Defining existence, like many philosophical terms, is a notoriously difficult task. Intuitively it is extraordinarily simple concept, which is a problem. When asked if anything exists anyone can give a quick binary answer: either it exists or it doesn’t. Humans exist, Unicorns don’t exist, black holes exist, and nothing that happens in a dream exists. It should be this easy, but it isn’t. Intuitive obviousness, while to some is a concrete argument, is both relative to the speaker and subject to the poorly understood complexities of the human mind. Unfortunately, intuition is also sneaky. It works its way into many arguments unintentionally, and is often difficult to uproot. The most bizarre situations happen when intuitive arguments are used to oppose other intuitive arguments. Existence is one of those concepts. The purposes of this post are not to solve the problems associated with existence, but instead to complicate it enough to shut down some of the more ridiculous arguments against the existence of god, the soul, or other equally ethereal entities.

Existence, as it is commonly thought of, is closely related to physics. If an entity exists in physics then we can say the object has material or physical existence. Therefore, a table exists because the laws of physics act on that table. If I pick it up, gravity will want to pull it back down. If I exert pressure on it, those forces will move it, and eventually break it. My body has physical existence for the same reason; everything I do with my body is subject to the laws of physics: same with trees, buildings, clouds, and the wind. In all cases, the defining quality of a physical entity is that the laws of physics govern their interactions with other physical entities. Therefore, they are quantifiable, observable, and absolute knowledge is assumed achievable through the application of the scientific method. Disproving physical existence is impossible using this definition. Just because I haven’t seen a unicorn, doesn’t mean that they don’t exist. It is always possible that they do, I just haven’t come across it yet. This is the problem of induction, and is usually the argument that erupts when existence comes into question. I have no intention of discussing induction, but to merely mention that physical existence has far more worrisome problems then just induction.

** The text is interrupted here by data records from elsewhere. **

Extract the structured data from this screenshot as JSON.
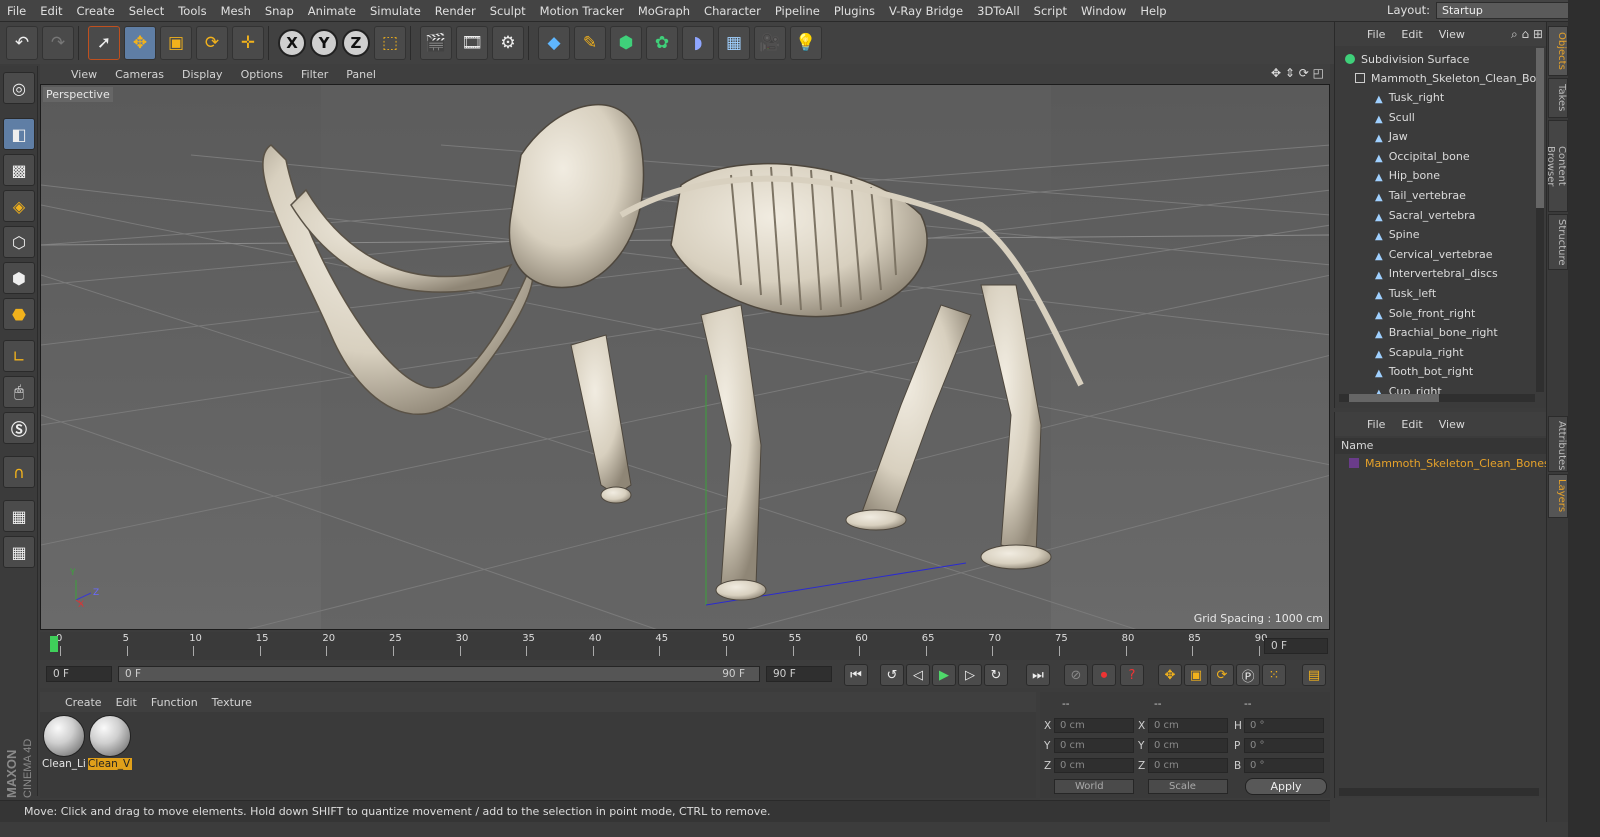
{
  "menubar": {
    "items": [
      "File",
      "Edit",
      "Create",
      "Select",
      "Tools",
      "Mesh",
      "Snap",
      "Animate",
      "Simulate",
      "Render",
      "Sculpt",
      "Motion Tracker",
      "MoGraph",
      "Character",
      "Pipeline",
      "Plugins",
      "V-Ray Bridge",
      "3DToAll",
      "Script",
      "Window",
      "Help"
    ],
    "layout_label": "Layout:",
    "layout_value": "Startup"
  },
  "toolbar": {
    "axis_x": "X",
    "axis_y": "Y",
    "axis_z": "Z"
  },
  "viewport": {
    "menu": [
      "View",
      "Cameras",
      "Display",
      "Options",
      "Filter",
      "Panel"
    ],
    "camera_label": "Perspective",
    "grid_spacing": "Grid Spacing : 1000 cm",
    "axis_labels": {
      "x": "X",
      "y": "Y",
      "z": "Z"
    }
  },
  "timeline": {
    "ticks": [
      "0",
      "5",
      "10",
      "15",
      "20",
      "25",
      "30",
      "35",
      "40",
      "45",
      "50",
      "55",
      "60",
      "65",
      "70",
      "75",
      "80",
      "85",
      "90"
    ],
    "current_frame": "0 F"
  },
  "transport": {
    "start_field": "0 F",
    "range_start": "0 F",
    "range_end": "90 F",
    "end_field": "90 F"
  },
  "material_manager": {
    "menu": [
      "Create",
      "Edit",
      "Function",
      "Texture"
    ],
    "materials": [
      {
        "name": "Clean_Li",
        "selected": false
      },
      {
        "name": "Clean_V",
        "selected": true
      }
    ]
  },
  "coordinates": {
    "header_a": "--",
    "header_b": "--",
    "header_c": "--",
    "rows": [
      {
        "l1": "X",
        "v1": "0 cm",
        "l2": "X",
        "v2": "0 cm",
        "l3": "H",
        "v3": "0 °"
      },
      {
        "l1": "Y",
        "v1": "0 cm",
        "l2": "Y",
        "v2": "0 cm",
        "l3": "P",
        "v3": "0 °"
      },
      {
        "l1": "Z",
        "v1": "0 cm",
        "l2": "Z",
        "v2": "0 cm",
        "l3": "B",
        "v3": "0 °"
      }
    ],
    "world": "World",
    "scale": "Scale",
    "apply": "Apply"
  },
  "status": "Move: Click and drag to move elements. Hold down SHIFT to quantize movement / add to the selection in point mode, CTRL to remove.",
  "object_manager": {
    "menu": [
      "File",
      "Edit",
      "View"
    ],
    "root": "Subdivision Surface",
    "group": "Mammoth_Skeleton_Clean_Bo",
    "children": [
      "Tusk_right",
      "Scull",
      "Jaw",
      "Occipital_bone",
      "Hip_bone",
      "Tail_vertebrae",
      "Sacral_vertebra",
      "Spine",
      "Cervical_vertebrae",
      "Intervertebral_discs",
      "Tusk_left",
      "Sole_front_right",
      "Brachial_bone_right",
      "Scapula_right",
      "Tooth_bot_right",
      "Cup_right"
    ]
  },
  "layer_manager": {
    "menu": [
      "File",
      "Edit",
      "View"
    ],
    "column": "Name",
    "layer": "Mammoth_Skeleton_Clean_Bones"
  },
  "right_tabs": {
    "top": [
      "Objects",
      "Takes",
      "Content Browser",
      "Structure"
    ],
    "bottom": [
      "Attributes",
      "Layers"
    ]
  },
  "logo": {
    "brand": "MAXON",
    "product": "CINEMA 4D"
  },
  "colors": {
    "accent": "#e6a22a",
    "selection": "#5f7ea5",
    "layer_color": "#6a3c8a",
    "bone_icon": "#9fd0ff"
  }
}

How about Narnia, does Narnia exist physically? Most certainly not. Under our previous definition, Narnia cannot exist materially. It is not subject to the laws of physics, and instead is subject to the arbitrary laws put forward by the brain of C.S. Lewis. The interactions of elements inside Narnia are entirely predefined, and therefore untestable by the scientific method. For these reasons, it cannot exist materially. However, there is no reason why we can’t put forward a new definition that manages to classify this bizarre entity. While Narnia cannot exist materially, we can say that it exists as an idea. Ideas are complicated entities in and of themselves, and there is much discussion about what creates them. However, for the purposes of this post I’ll just assume that ideas are created by observing material existent objects. Therefore, C.S. Lewis created Narnia by observing things in the real world, and taking certain elements and putting them together in ways that are not always allowable by the laws of physics. Unicorns then are ideas also. Someone saw a horse and a narwhal then combined elements of both to create a unicorn. Ideas don’t have a material presence, but they do exist within our minds.

So now that we have solved all the problems associated with existence, let’s use it to answer a few questions. Obviously, everything I am capable of talking about exists as an idea so let’s just answer some questions about material existence. Do Dragons exist? Probably not. Does sound exist? Yes. Do computers exist? Yes. Do computer animations exist? No… Do Video’s exist? Yes.. Do movies exist if they were only distributed over the Internet? No… Maybe. Finally, does Juri exist?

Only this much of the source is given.